The fourth and final monster is the instinct to reduce this debate to partisan domestic politics. This issue cannot be reduced to a simple test of whether one supports or opposes the sitting government. The government has a duty to be fully transparent with the public, the opposition has a duty to conduct rigorous scrutiny, and citizens have a duty to demand seriousness from both sides of the political divide. Across party lines, there should be a clear shared minimum set of principles: no permanent standing transfer program, no automatic admission of deportees, no transfers without full biographical, biometric, criminal, and medical background information, no acceptance of individuals with criminal convictions beyond minor immigration violations, no transfers before binding written guarantees for cost coverage, legal status, and return responsibility are secured, and no agreement without full parliamentary scrutiny and the inclusion of visa restriction reform on the negotiating table.
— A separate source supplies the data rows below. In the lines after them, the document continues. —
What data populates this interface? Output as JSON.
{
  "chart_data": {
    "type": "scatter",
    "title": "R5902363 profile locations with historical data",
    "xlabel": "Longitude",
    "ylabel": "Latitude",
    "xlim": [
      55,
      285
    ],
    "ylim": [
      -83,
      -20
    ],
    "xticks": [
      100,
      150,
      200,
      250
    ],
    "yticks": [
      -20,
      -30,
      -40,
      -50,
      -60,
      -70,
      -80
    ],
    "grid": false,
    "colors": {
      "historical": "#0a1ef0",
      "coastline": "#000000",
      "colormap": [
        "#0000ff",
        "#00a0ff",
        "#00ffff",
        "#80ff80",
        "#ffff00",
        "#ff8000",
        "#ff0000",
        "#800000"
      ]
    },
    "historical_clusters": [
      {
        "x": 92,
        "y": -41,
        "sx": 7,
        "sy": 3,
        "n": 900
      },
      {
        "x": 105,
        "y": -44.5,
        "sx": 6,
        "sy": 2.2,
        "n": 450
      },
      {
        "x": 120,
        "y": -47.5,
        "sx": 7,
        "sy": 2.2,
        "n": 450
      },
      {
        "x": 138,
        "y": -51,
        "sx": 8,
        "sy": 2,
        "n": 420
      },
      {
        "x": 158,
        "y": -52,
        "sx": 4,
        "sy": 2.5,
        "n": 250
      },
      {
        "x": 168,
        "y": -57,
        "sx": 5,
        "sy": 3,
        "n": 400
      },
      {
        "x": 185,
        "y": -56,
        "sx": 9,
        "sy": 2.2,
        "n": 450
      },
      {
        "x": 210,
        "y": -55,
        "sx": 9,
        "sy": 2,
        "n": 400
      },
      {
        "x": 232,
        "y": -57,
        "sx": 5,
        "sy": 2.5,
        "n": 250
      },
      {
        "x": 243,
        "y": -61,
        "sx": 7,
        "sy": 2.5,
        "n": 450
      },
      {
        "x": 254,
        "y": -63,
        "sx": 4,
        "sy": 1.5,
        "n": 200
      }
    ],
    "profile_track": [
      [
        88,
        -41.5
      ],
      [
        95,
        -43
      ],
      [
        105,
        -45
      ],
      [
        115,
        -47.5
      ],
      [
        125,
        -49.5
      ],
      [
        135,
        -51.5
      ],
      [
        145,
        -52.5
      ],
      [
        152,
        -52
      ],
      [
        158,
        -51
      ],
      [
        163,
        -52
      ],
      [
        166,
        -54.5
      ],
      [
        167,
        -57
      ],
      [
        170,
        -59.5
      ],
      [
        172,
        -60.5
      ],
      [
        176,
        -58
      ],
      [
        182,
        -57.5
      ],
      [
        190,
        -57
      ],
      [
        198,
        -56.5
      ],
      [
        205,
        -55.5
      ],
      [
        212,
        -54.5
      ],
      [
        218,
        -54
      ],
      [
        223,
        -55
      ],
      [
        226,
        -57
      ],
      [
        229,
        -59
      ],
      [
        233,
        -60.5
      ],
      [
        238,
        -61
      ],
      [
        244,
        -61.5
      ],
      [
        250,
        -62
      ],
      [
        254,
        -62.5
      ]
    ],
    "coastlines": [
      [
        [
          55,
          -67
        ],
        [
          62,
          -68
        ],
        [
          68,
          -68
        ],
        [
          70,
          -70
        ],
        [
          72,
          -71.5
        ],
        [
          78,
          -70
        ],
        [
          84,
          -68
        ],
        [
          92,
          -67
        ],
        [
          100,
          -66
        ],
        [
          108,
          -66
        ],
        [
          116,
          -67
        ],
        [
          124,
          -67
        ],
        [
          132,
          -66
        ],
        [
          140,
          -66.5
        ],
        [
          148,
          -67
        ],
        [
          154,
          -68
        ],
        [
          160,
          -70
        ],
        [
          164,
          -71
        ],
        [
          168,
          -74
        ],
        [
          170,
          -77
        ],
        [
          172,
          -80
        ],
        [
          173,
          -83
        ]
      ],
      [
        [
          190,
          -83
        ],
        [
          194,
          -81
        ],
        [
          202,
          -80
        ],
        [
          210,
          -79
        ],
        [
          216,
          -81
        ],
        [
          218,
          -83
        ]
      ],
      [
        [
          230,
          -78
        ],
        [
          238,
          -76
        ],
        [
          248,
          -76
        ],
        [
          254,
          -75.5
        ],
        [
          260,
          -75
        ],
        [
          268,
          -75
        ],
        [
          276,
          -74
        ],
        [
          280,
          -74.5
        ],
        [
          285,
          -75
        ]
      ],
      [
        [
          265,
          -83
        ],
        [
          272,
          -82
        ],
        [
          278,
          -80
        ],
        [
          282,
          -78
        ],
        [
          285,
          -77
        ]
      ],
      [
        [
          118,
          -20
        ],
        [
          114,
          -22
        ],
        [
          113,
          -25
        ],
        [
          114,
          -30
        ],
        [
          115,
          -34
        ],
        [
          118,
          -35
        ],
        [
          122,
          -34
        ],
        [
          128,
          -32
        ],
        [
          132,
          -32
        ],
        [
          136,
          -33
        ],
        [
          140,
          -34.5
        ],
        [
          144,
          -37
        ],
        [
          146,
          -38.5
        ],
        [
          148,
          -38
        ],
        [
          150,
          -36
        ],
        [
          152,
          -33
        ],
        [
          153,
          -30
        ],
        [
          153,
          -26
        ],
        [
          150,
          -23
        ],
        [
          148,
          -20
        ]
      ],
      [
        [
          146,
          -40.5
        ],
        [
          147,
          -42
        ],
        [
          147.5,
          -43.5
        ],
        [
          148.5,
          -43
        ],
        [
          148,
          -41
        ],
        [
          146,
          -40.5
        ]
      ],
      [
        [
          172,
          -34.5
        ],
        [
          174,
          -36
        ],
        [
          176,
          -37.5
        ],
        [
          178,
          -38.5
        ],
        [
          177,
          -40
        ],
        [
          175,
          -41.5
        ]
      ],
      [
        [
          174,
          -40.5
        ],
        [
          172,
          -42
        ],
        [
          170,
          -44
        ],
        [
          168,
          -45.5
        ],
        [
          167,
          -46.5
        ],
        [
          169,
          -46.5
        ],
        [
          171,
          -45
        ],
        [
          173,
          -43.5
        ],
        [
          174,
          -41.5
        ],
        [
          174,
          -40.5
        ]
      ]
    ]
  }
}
This stance is not anti-American. It is pro-Antigua and Barbuda. Friendship between sovereign states does not require obedience. Mature diplomacy allows a small nation to say: we value our relationship with the United States, we recognize the balance of power between us, we will listen respectfully to your concerns, but we will not become a dumping ground for your unresolved migration challenges. We will not accept one-sided risk while our own citizens are treated as presumptive threats and restricted from travel.
The real danger extends beyond the demands coming from Washington. It lies in how we respond to one another. These dangerous pathologies thrive when compassion is mocked as weakness, caution is dismissed as disloyalty, scrutiny is labeled sabotage, and foreign political rhetoric is adopted as local common sense. We should not adopt Marco Rubio’s dehumanizing framing, but we also should not build our diplomatic posture on anger alone. We must be clear-eyed, firm, and united around core principles: respect for the rule of law, strict limits on any cooperation, full funding for any accepted deportees, complete vetting, parliamentary oversight, reciprocal visa treatment, and the sovereign right to say no.
Let us be clear: the monsters in this debate are not the migrants. They are the four pathologies that threaten small-state sovereignty: outsourced deportation dressed up as bilateral partnership, dehumanization dressed up as national security, diplomatic imbalance dressed up as friendship, and partisan division dressed up as patriotism. We defeat all four by remembering who we are: we are a small state, yes, but we are not a small people. We are a friend of the United States, yes, but we are not a subordinate. We are a nation prepared to cooperate, yes, but only on terms that protect our citizens, our laws, our institutional capacity, and our national dignity.
The test we face today is not whether we accept ten deportees. It is whether we accept a framework where ten becomes twenty, twenty becomes an open-ended flow, and our own citizens continue to wait years for visas and pay costly bonds just to visit family abroad. That threshold is where sovereignty begins. And for small states everywhere, sovereignty is not for sale.